Des grévistes sans papiers racontent...

Mis en ligne le 16 février 2010 Convergences Politique

Trois camarades grévistes sans papiers, Mamadou, Mohammed et Adama, délégués du comité de grève des intérimaires, ont discuté avec nous de leur mouvement, entré dans son quatrième mois.

Comment êtes-vous entrés dans la grève en octobre dernier ?

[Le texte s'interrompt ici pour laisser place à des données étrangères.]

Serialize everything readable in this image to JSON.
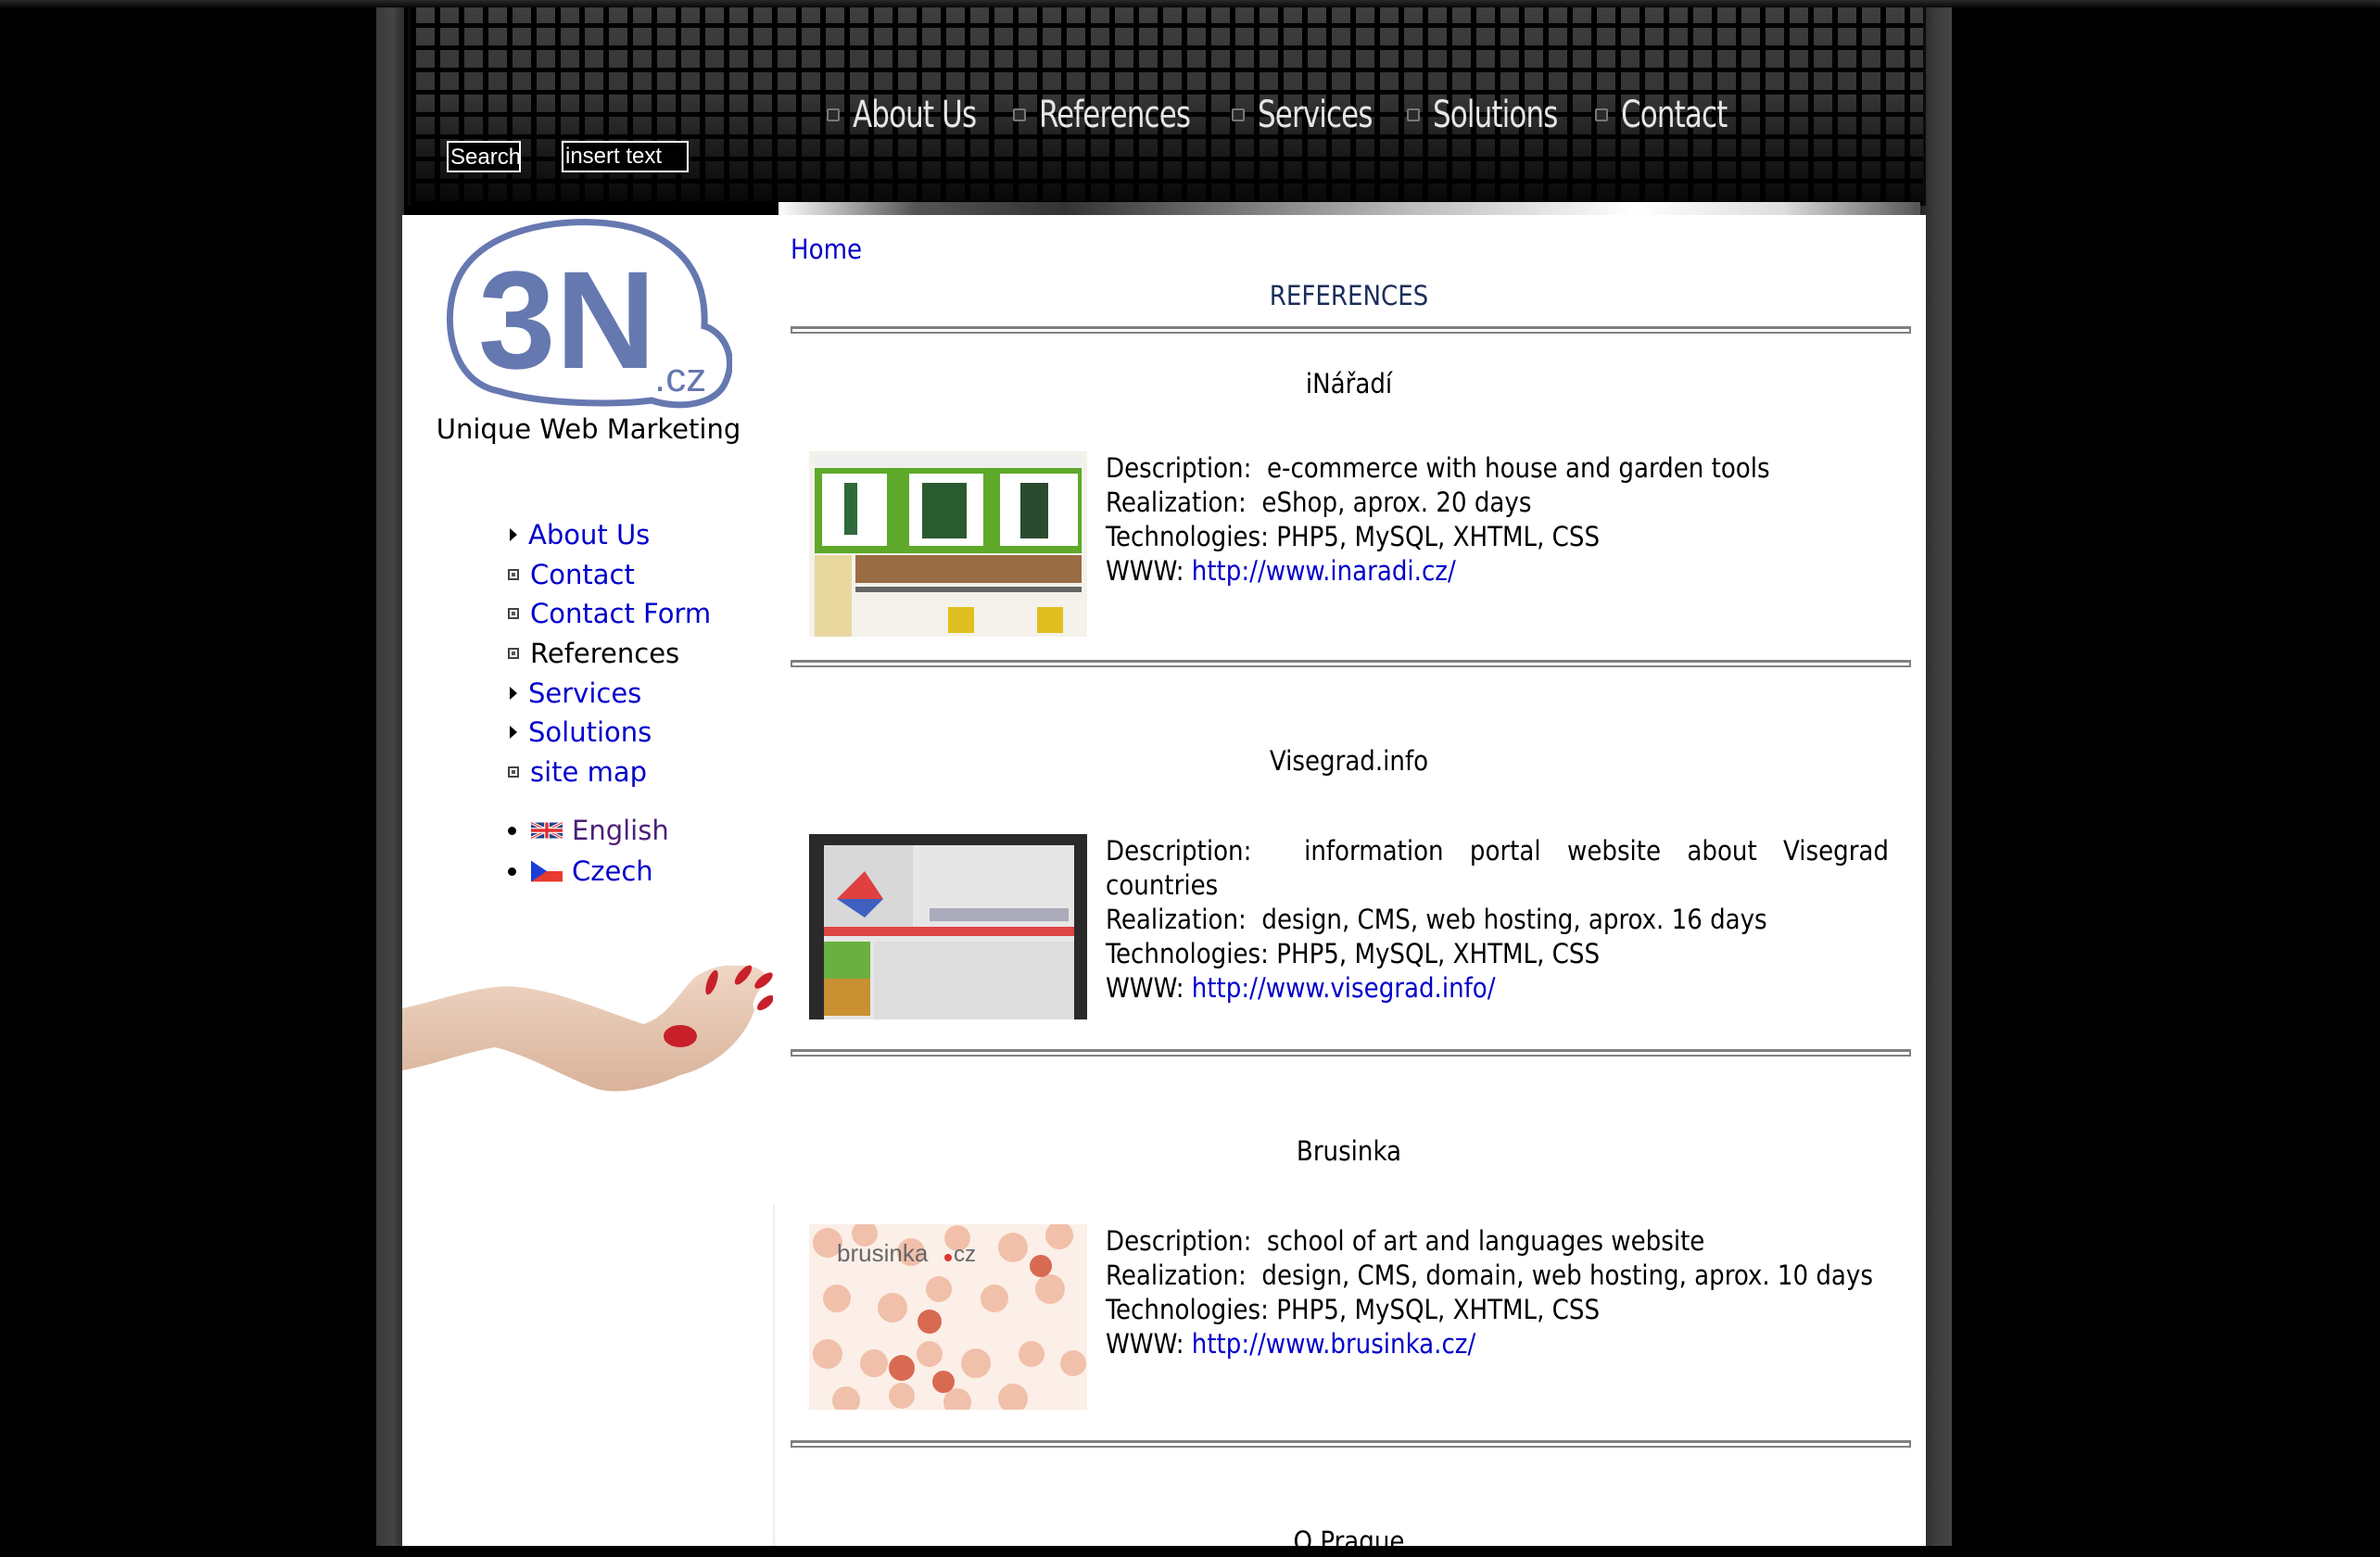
{
  "header": {
    "nav": [
      {
        "label": "About Us"
      },
      {
        "label": "References"
      },
      {
        "label": "Services"
      },
      {
        "label": "Solutions"
      },
      {
        "label": "Contact"
      }
    ],
    "search_button": "Search",
    "search_input_value": "insert text"
  },
  "sidebar": {
    "logo_text": "3N",
    "logo_suffix": ".cz",
    "tagline": "Unique Web Marketing",
    "menu": [
      {
        "label": "About Us",
        "bullet": "triangle",
        "current": false
      },
      {
        "label": "Contact",
        "bullet": "square",
        "current": false
      },
      {
        "label": "Contact Form",
        "bullet": "square",
        "current": false
      },
      {
        "label": "References",
        "bullet": "square",
        "current": true
      },
      {
        "label": "Services",
        "bullet": "triangle",
        "current": false
      },
      {
        "label": "Solutions",
        "bullet": "triangle",
        "current": false
      },
      {
        "label": "site map",
        "bullet": "square",
        "current": false
      }
    ],
    "languages": [
      {
        "label": "English",
        "flag": "uk-flag-icon",
        "color": "#4b1f7a"
      },
      {
        "label": "Czech",
        "flag": "cz-flag-icon",
        "color": "#0000cc"
      }
    ]
  },
  "content": {
    "breadcrumb_home": "Home",
    "page_title": "REFERENCES",
    "references": [
      {
        "title": "iNářadí",
        "description_label": "Description:",
        "description": "e-commerce with house and garden tools",
        "realization_label": "Realization:",
        "realization": "eShop,   aprox. 20 days",
        "technologies_label": "Technologies:",
        "technologies": "PHP5, MySQL, XHTML, CSS",
        "www_label": "WWW:",
        "url": "http://www.inaradi.cz/"
      },
      {
        "title": "Visegrad.info",
        "description_label": "Description:",
        "description": "information portal website about Visegrad countries",
        "realization_label": "Realization:",
        "realization": "design, CMS,  web hosting, aprox. 16 days",
        "technologies_label": "Technologies:",
        "technologies": "PHP5, MySQL, XHTML, CSS",
        "www_label": "WWW:",
        "url": "http://www.visegrad.info/"
      },
      {
        "title": "Brusinka",
        "description_label": "Description:",
        "description": "school of art and languages  website",
        "realization_label": "Realization:",
        "realization": "design, CMS,  domain, web hosting, aprox. 10 days",
        "technologies_label": "Technologies:",
        "technologies": "PHP5, MySQL, XHTML, CSS",
        "www_label": "WWW:",
        "url": "http://www.brusinka.cz/"
      },
      {
        "title": "O Prague"
      }
    ]
  },
  "colors": {
    "link": "#0000cc",
    "logo": "#6678b0",
    "title": "#1a2e5a",
    "separator": "#808080"
  }
}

Mohamed : Je travaillais comme ça, sans papiers, en attendant une réponse de la préfecture qui ne venait pas et j’ai entendu qu’un mouvement allait se faire. C’était à Massy, à la CGT où il y avait des réunions de sans papiers toutes les deux semaines. On a commencé à distribuer des tracts, pour annoncer une manifestation le 7 octobre et un rassemblement le dimanche 11 octobre à la CGT à Montreuil. Et c’est là que ça a commencé et que tout a été programmé : des piquets de grève par métiers : les intérimaires, le nettoyage, le bâtiment, etc. Et nous les intérimaires, on s’est donné rendez vous le 12 octobre à la gare Saint-Lazare, pour occuper des agences d’intérim. Il y avait au moins 250 personnes. On est entrés à « Synergie ». C’est là qu’on a commencé la grève et, depuis, on s’est organisés avec un comité de délégués, plusieurs piquets dans des agences de la région parisienne mais aussi d’Orléans, Creil, Compiègne. On discute et organise ces actions dans une assemblée, avec les délégués, qui se tient tous les jours à partir de 8 heures du matin. Jusqu’à aujourd’hui.

Certains d’entre vous étaient donc déjà en lien avec la CGT ?

Adama : J’ai connu la CGT en 2008, j’étais déjà gréviste en 2008, et je recevais des messages quand il y avait quelque chose de neuf. J’avais déjà donné des bulletins de paye, des déclarations d’impôt à quelqu’un de la CGT de l’agence où je travaillais. Mais j’ai été licencié en 2009. Mon agence m’a appelé, le patron m’a reçu et m’a dit : « Je ne savais pas que tes papiers n’étaient pas bons ». Il avait appelé la préfecture de Versailles qui lui avait dit que le numéro n’était pas valable…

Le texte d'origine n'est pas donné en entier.